Scientific classification
- Kingdom: Animalia
- Phylum: Chordata
- Class: Aves
- Order: Psittaciformes
- Family: Psittaculidae
- Genus: Trichoglossus
- Species: T. flavoviridis
- Binomial name: Trichoglossus flavoviridis Wallace, 1863
- Synonyms: Saudareos flavoviridis

= Sula lorikeet =

- Genus: Trichoglossus
- Species: flavoviridis
- Authority: Wallace, 1863
- Conservation status: NT
- Synonyms: Saudareos flavoviridis

Species of bird

The Sula lorikeet (Trichoglossus flavoviridis) is a species of parrot in the family Psittaculidae.
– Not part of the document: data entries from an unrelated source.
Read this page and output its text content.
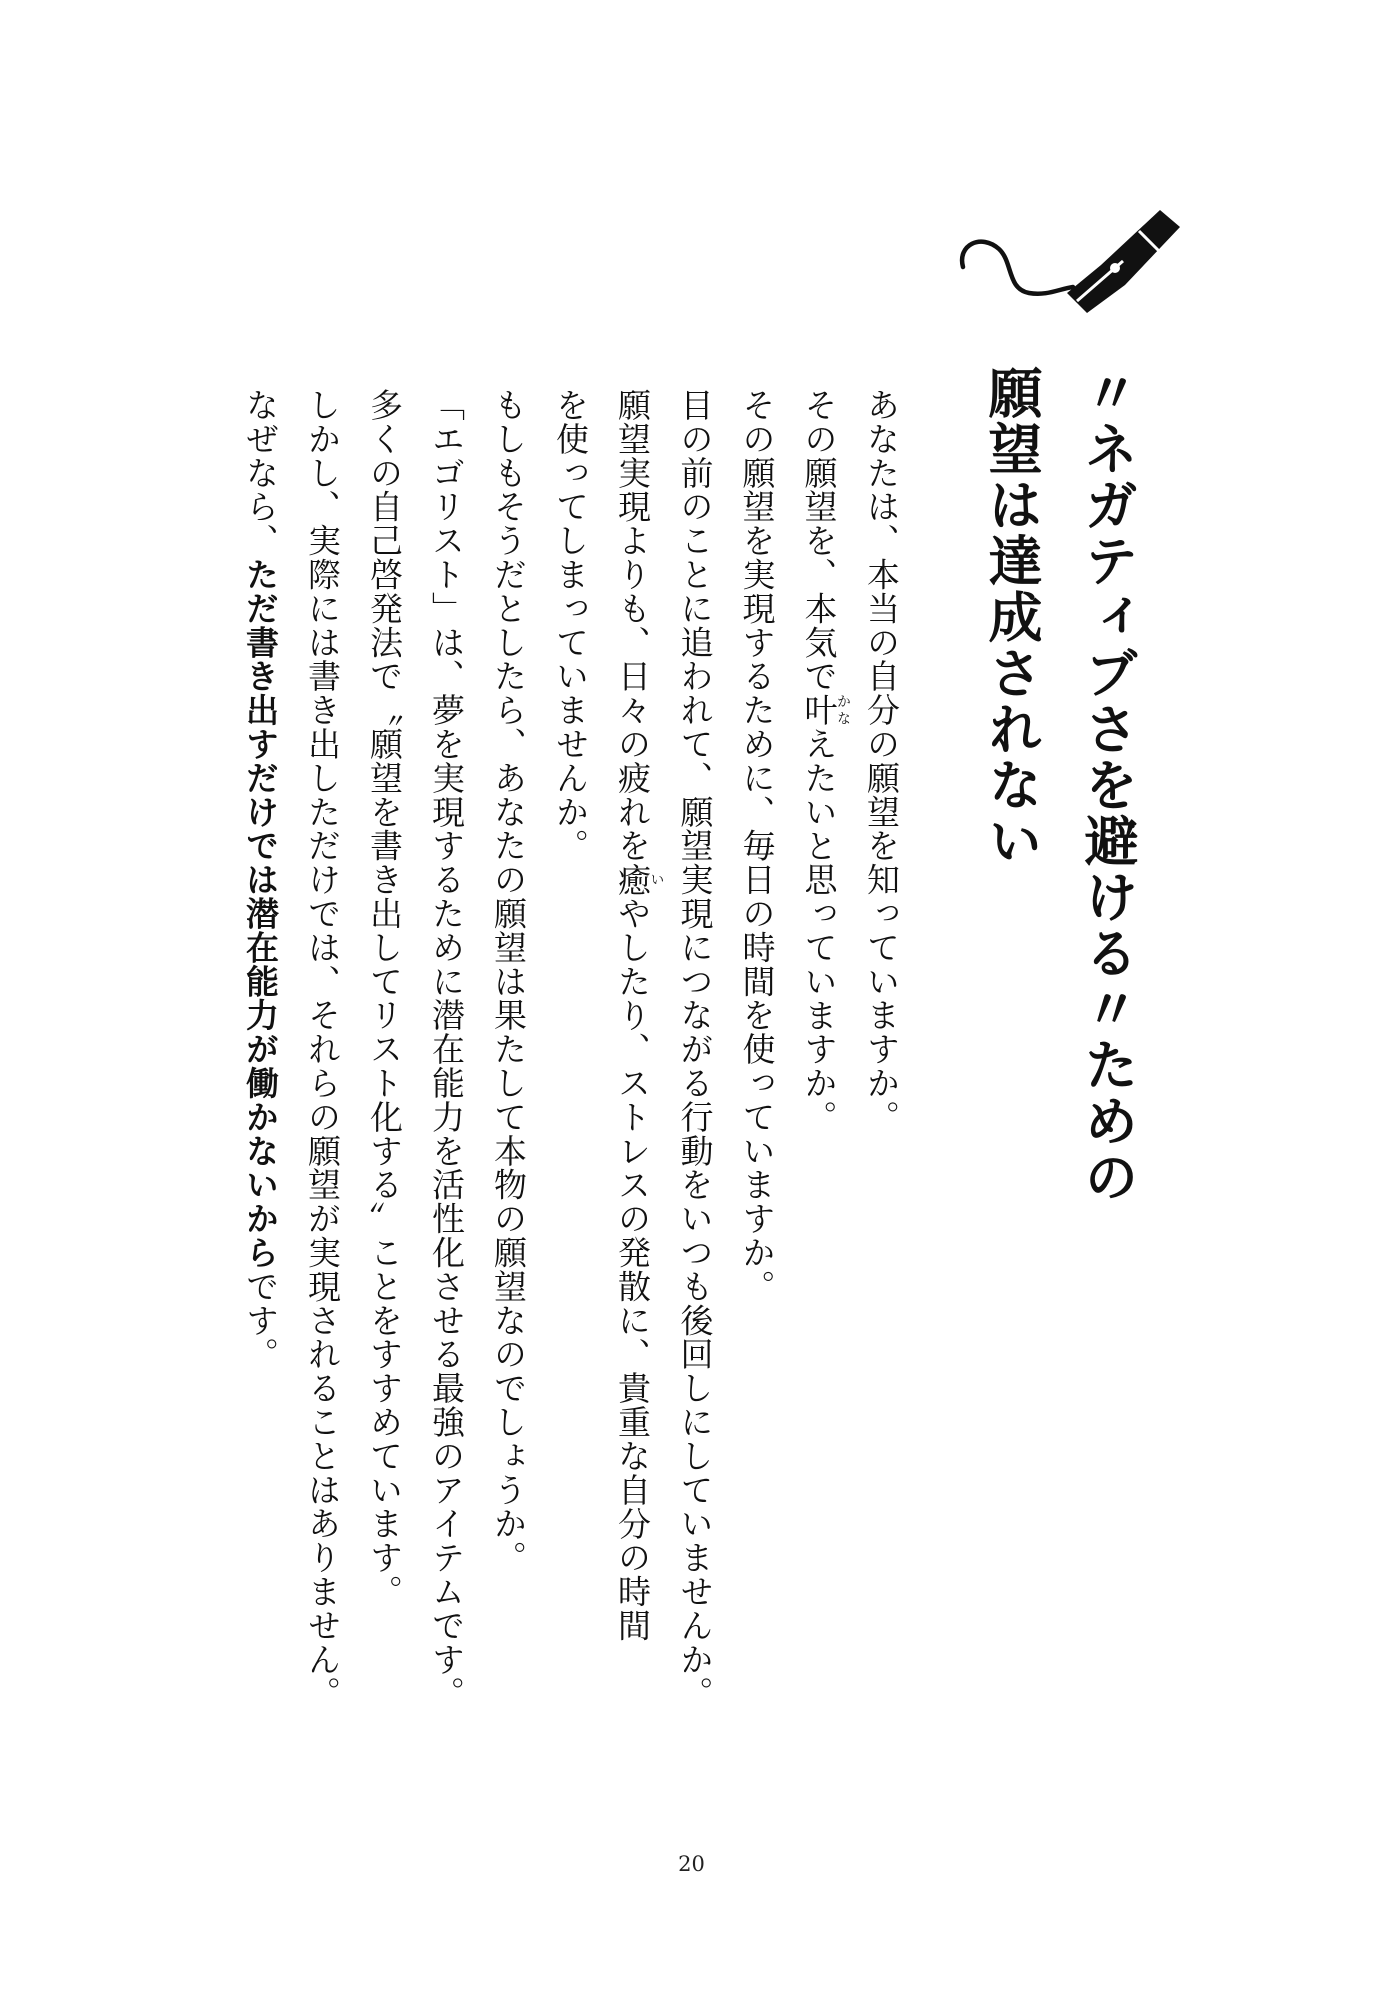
〃ネガティブさを避ける〃ための
願望は達成されない
あなたは、本当の自分の願望を知っていますか。
その願望を、本気で叶かなえたいと思っていますか。
その願望を実現するために、毎日の時間を使っていますか。
目の前のことに追われて、願望実現につながる行動をいつも後回しにしていませんか。
願望実現よりも、日々の疲れを癒いやしたり、ストレスの発散に、貴重な自分の時間
を使ってしまっていませんか。
もしもそうだとしたら、あなたの願望は果たして本物の願望なのでしょうか。
「エゴリスト」は、夢を実現するために潜在能力を活性化させる最強のアイテムです。
多くの自己啓発法で〝願望を書き出してリスト化する〟ことをすすめています。
しかし、実際には書き出しただけでは、それらの願望が実現されることはありません。
なぜなら、ただ書き出すだけでは潜在能力が働かないからです。
20
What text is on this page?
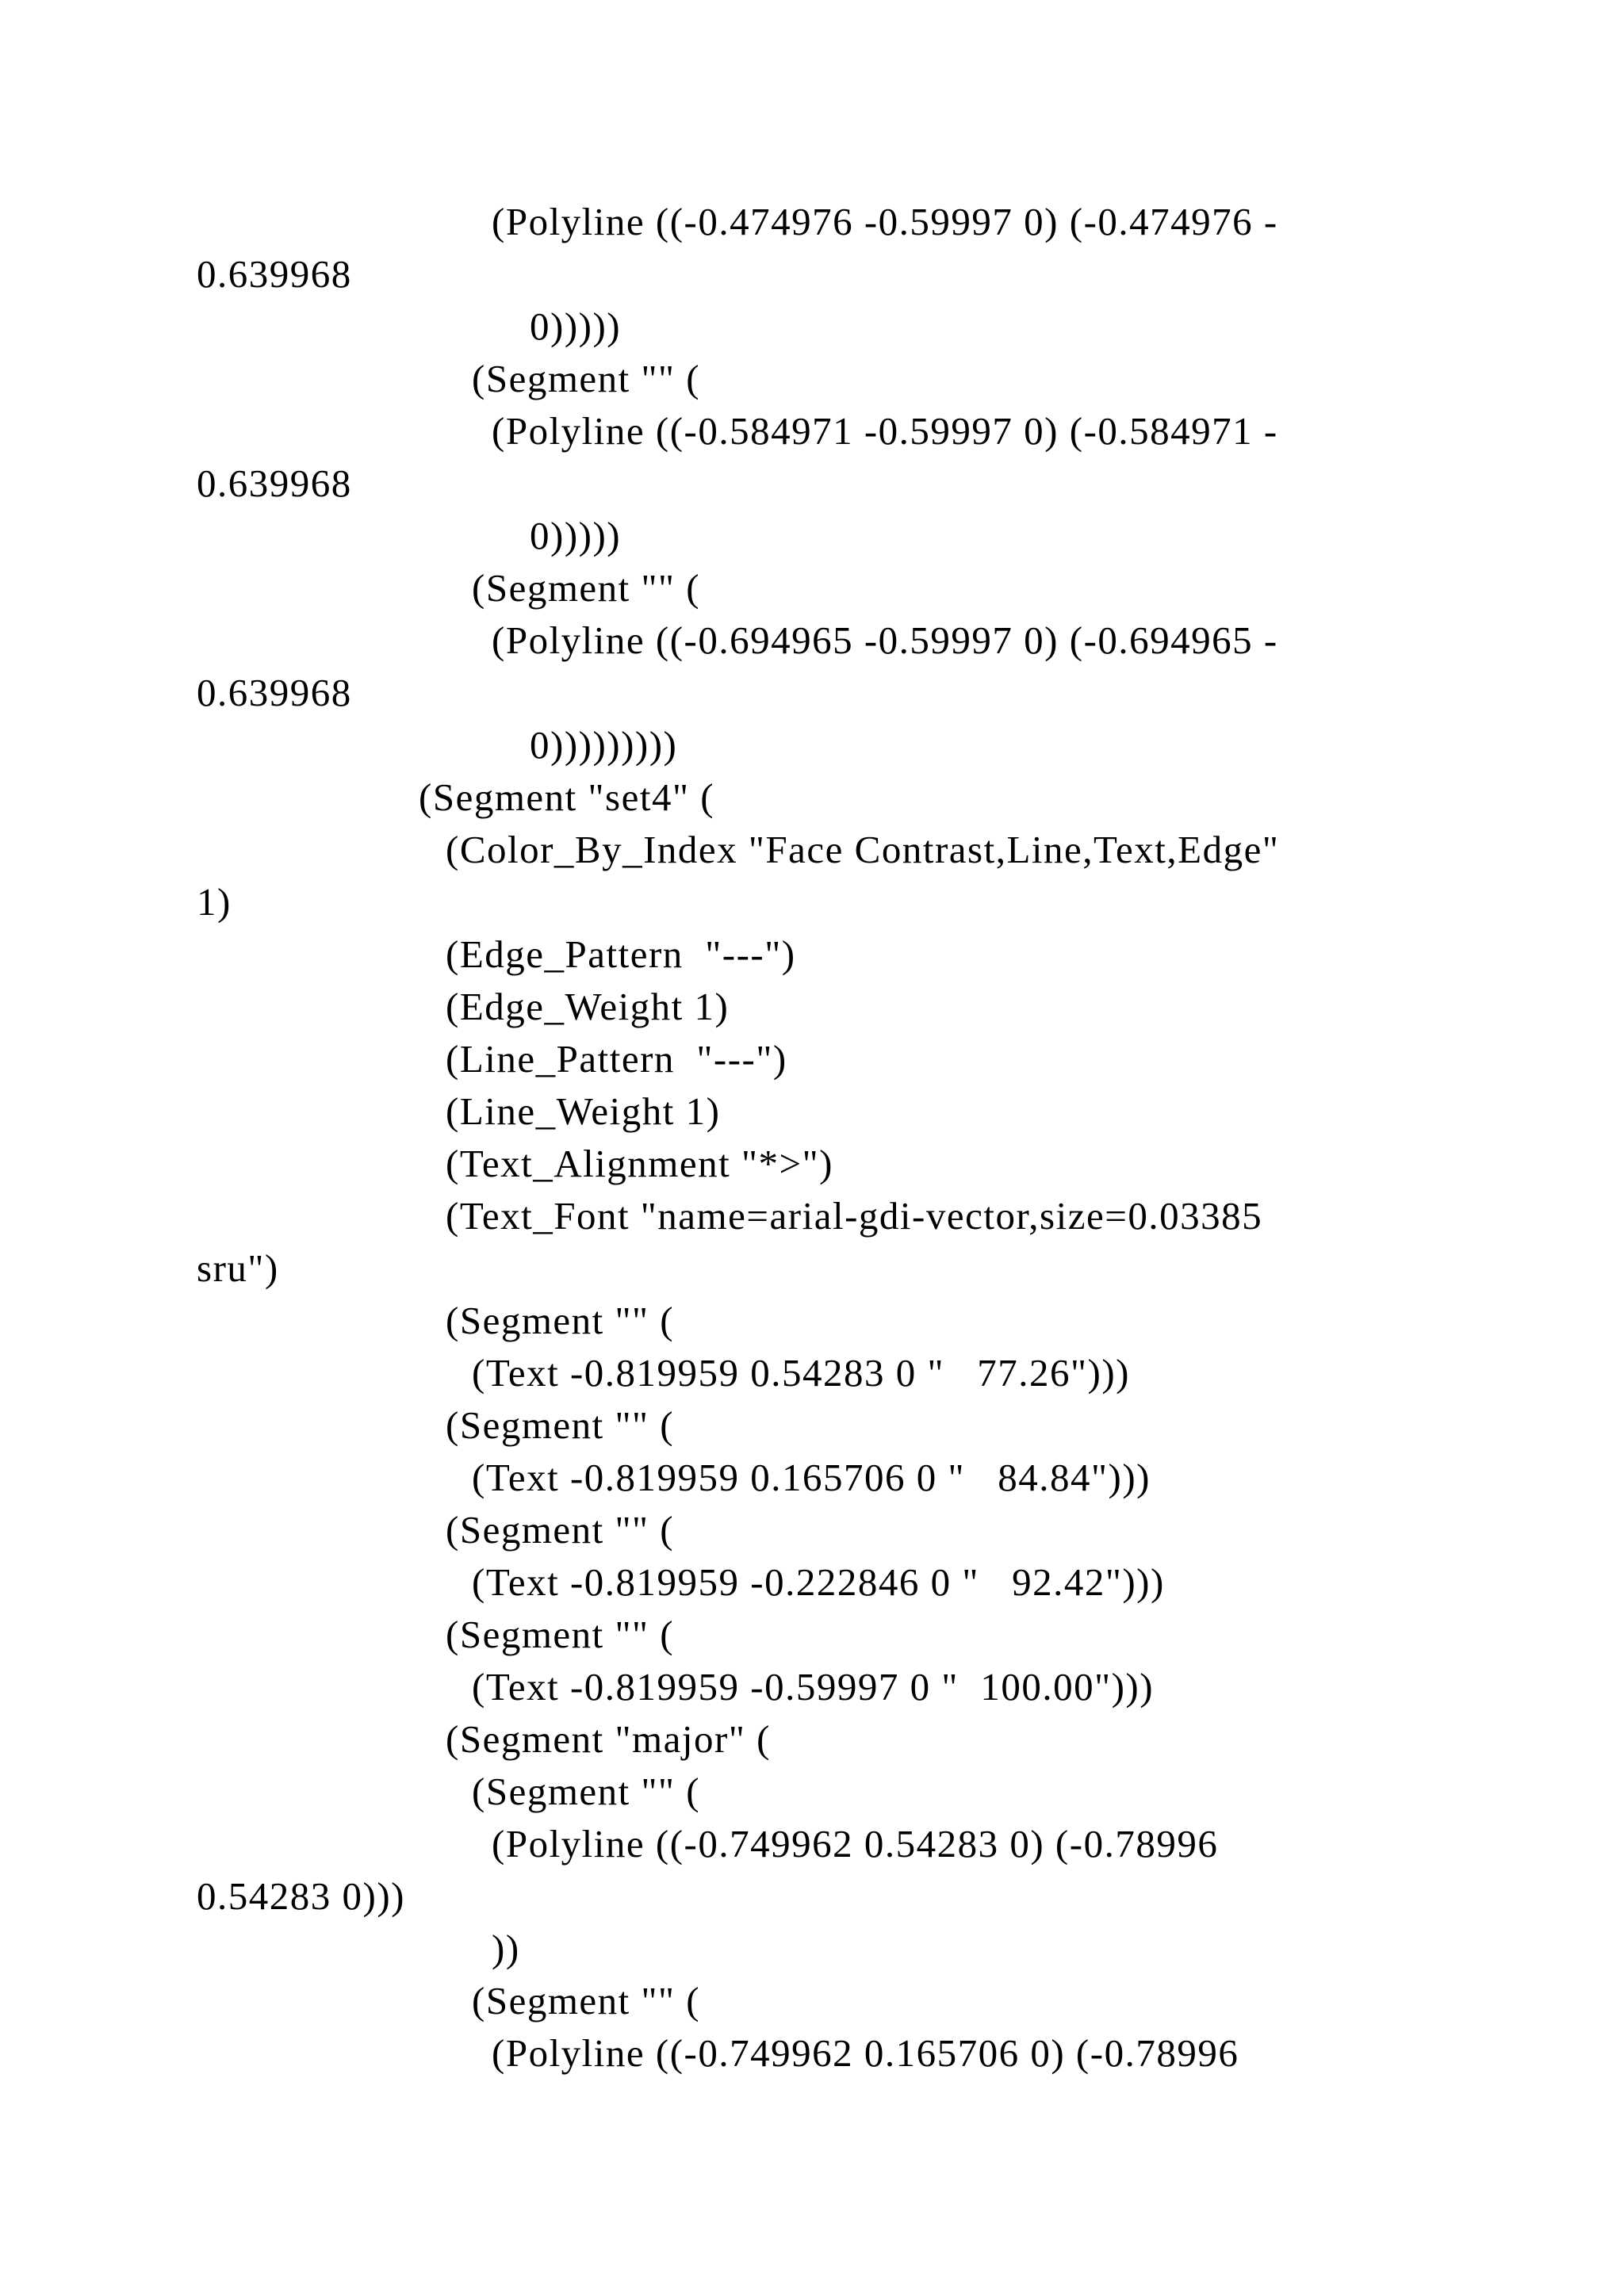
(Polyline ((-0.474976 -0.59997 0) (-0.474976 -
0.639968
0)))))
(Segment "" (
(Polyline ((-0.584971 -0.59997 0) (-0.584971 -
0.639968
0)))))
(Segment "" (
(Polyline ((-0.694965 -0.59997 0) (-0.694965 -
0.639968
0)))))))))
(Segment "set4" (
(Color_By_Index "Face Contrast,Line,Text,Edge"
1)
(Edge_Pattern  "---")
(Edge_Weight 1)
(Line_Pattern  "---")
(Line_Weight 1)
(Text_Alignment "*>")
(Text_Font "name=arial-gdi-vector,size=0.03385
sru")
(Segment "" (
(Text -0.819959 0.54283 0 "   77.26")))
(Segment "" (
(Text -0.819959 0.165706 0 "   84.84")))
(Segment "" (
(Text -0.819959 -0.222846 0 "   92.42")))
(Segment "" (
(Text -0.819959 -0.59997 0 "  100.00")))
(Segment "major" (
(Segment "" (
(Polyline ((-0.749962 0.54283 0) (-0.78996
0.54283 0)))
))
(Segment "" (
(Polyline ((-0.749962 0.165706 0) (-0.78996
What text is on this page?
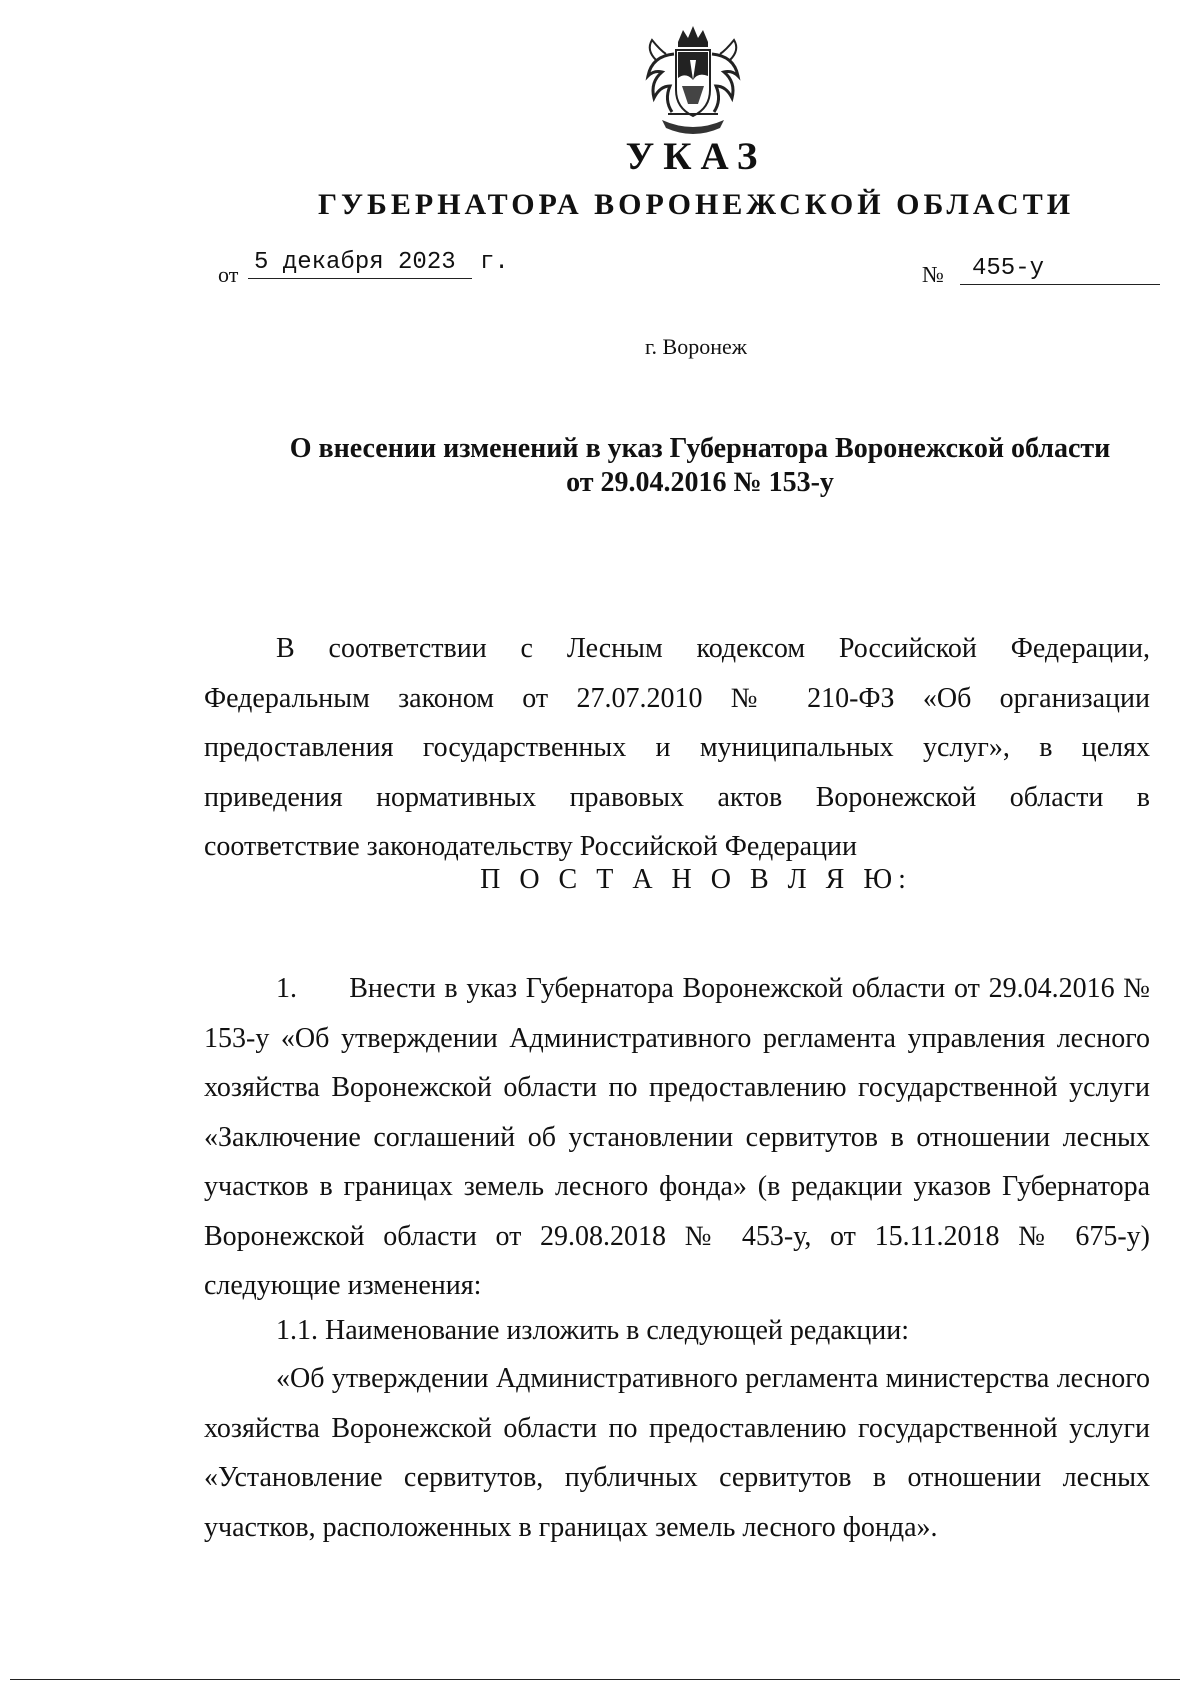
УКАЗ
ГУБЕРНАТОРА ВОРОНЕЖСКОЙ ОБЛАСТИ
от 5 декабря 2023	г.	№	455-у
г. Воронеж
О внесении изменений в указ Губернатора Воронежской области
от 29.04.2016 № 153-у
В соответствии с Лесным кодексом Российской Федерации, Федеральным законом от 27.07.2010 № 210-ФЗ «Об организации предоставления государственных и муниципальных услуг», в целях приведения нормативных правовых актов Воронежской области в соответствие законодательству Российской Федерации
П О С Т А Н О В Л Я Ю:
1.      Внести в указ Губернатора Воронежской области от 29.04.2016 № 153-у «Об утверждении Административного регламента управления лесного хозяйства Воронежской области по предоставлению государственной услуги «Заключение соглашений об установлении сервитутов в отношении лесных участков в границах земель лесного фонда» (в редакции указов Губернатора Воронежской области от 29.08.2018 № 453-у, от 15.11.2018 № 675-у) следующие изменения:
1.1. Наименование изложить в следующей редакции:
«Об утверждении Административного регламента министерства лесного хозяйства Воронежской области по предоставлению государственной услуги «Установление сервитутов, публичных сервитутов в отношении лесных участков, расположенных в границах земель лесного фонда».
It is endemic to the Sula Islands in Indonesia. It is found in forest and woodland at altitudes up to 2400 m. It is generally common.

==Taxonomy==
This species was previously placed in the genus Saudareos but was moved back to Trichoglossus by the AviList team to create more inclusive genera in the Loriini tribe of the family Psittaculidae. It was formerly considered conspecific with the yellow-cheeked lorikeet and collectively called the citrine lorikeet.

==Description==
The Sula lorikeet is a mainly green parrot about 20 cm long. Its bill is orange. In the nominate subspecies the head and chest are yellow, the latter narrowly scaled with green, and the lores and region near the bill are dark, often appearing almost blackish.